Agencies/London


Plans to scrap GCSEs in key subjects in England and replace them with English Baccalaureate Certificates are being abandoned by the government.
Education Secretary Michael Gove confirmed the embarrassing U-turn in a statement to the Commons as Labour accused him of presiding over a “fiasco”.
Gove’s plans to replace GCSEs with a new English Baccalaureate Certificate in core academic subjects were unveiled last September and billed as the biggest overhaul in a generation.
But they have been shelved after opposition within the coalition from the Liberal Democrats, and more widely from regulators and teachers.
A move to hand each core subject to a single exam board - something Gove previously claimed was vital to prevent “dumbing down” - has also been ditched.
The reverse comes days after the cross-party Commons Education Committee said the government had “not proved its case” that GCSEs should be abolished in key academic subjects.
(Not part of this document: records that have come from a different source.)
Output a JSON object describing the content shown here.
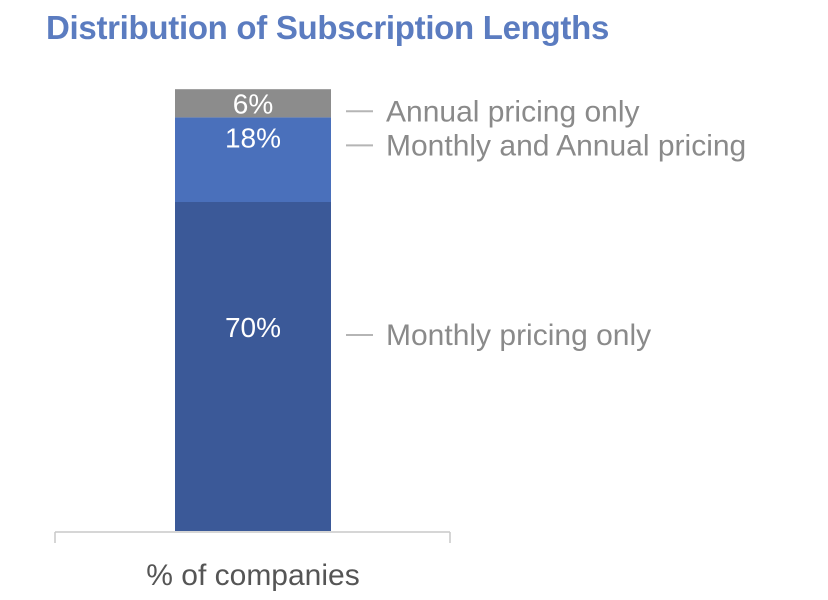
{
  "chart_data": {
    "type": "bar",
    "stacked": true,
    "title": "Distribution of Subscription Lengths",
    "categories": [
      "% of companies"
    ],
    "xlabel": "% of companies",
    "ylabel": "",
    "ylim": [
      0,
      94
    ],
    "grid": false,
    "legend": "right",
    "series": [
      {
        "name": "Monthly pricing only",
        "values": [
          70
        ],
        "label": "70%",
        "color": "#3b5998"
      },
      {
        "name": "Monthly and Annual pricing",
        "values": [
          18
        ],
        "label": "18%",
        "color": "#4a70bb"
      },
      {
        "name": "Annual pricing only",
        "values": [
          6
        ],
        "label": "6%",
        "color": "#8c8c8c"
      }
    ]
  },
  "colors": {
    "title": "#5b7cc0",
    "legend_text": "#8a8a8a",
    "legend_dash": "#b5b5b5",
    "axis": "#c8c8c8",
    "axis_text": "#555555",
    "segment_text": "#ffffff"
  }
}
The education secretary told MPs GCSEs would now be reformed rather than scrapped, with the focus on end-of-course exams, longer questions and less internal assessment.
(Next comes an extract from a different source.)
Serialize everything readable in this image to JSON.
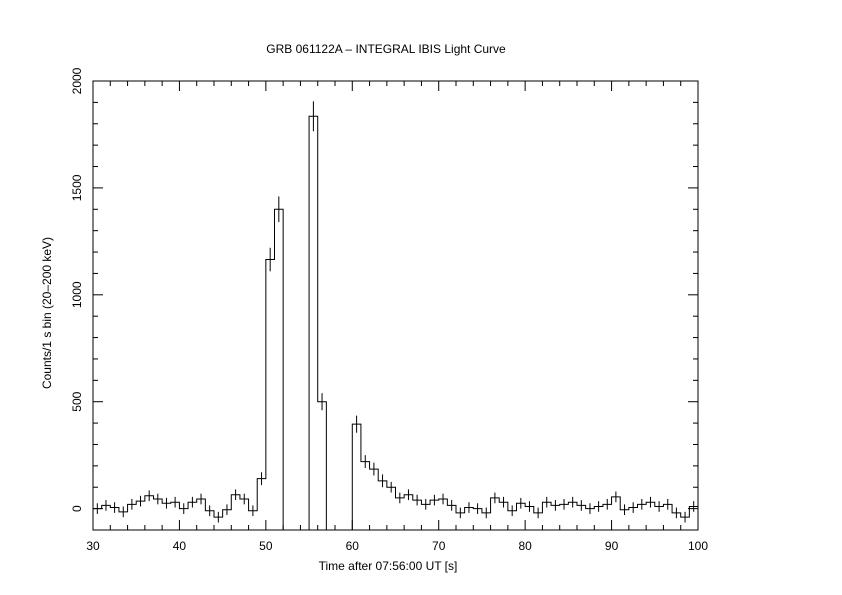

He insisted there was still a consensus that the system has to change and tried to downplay the U-turn by saying: “One of the proposals I put forward was a bridge too far.”
“My idea that we end the competition between exam boards to offer GCSEs in core academic qualifications and have just one - wholly new - exam in each subject was just one reform too many at this time.
“The exam regulator Ofqual ... was clear that there were significant risks in trying to both strengthen qualifications and end competition in a large part of the exams market.
“So, I have decided not to make the best the enemy of the good.
“And I will not proceed with plans to have a single exam board offering a new exam in each academic subject - instead we will concentrate on reforming existing GCSEs along the lines we put forward in September.”
Gove had wanted to introduce the new EBacc certificate in England in the five core academic areas of English, maths, science, languages and humanities - history or geography.
Each of the core subjects would have been handed to a single examination board but officials had warned the plan could fall foul of EU procurement rules.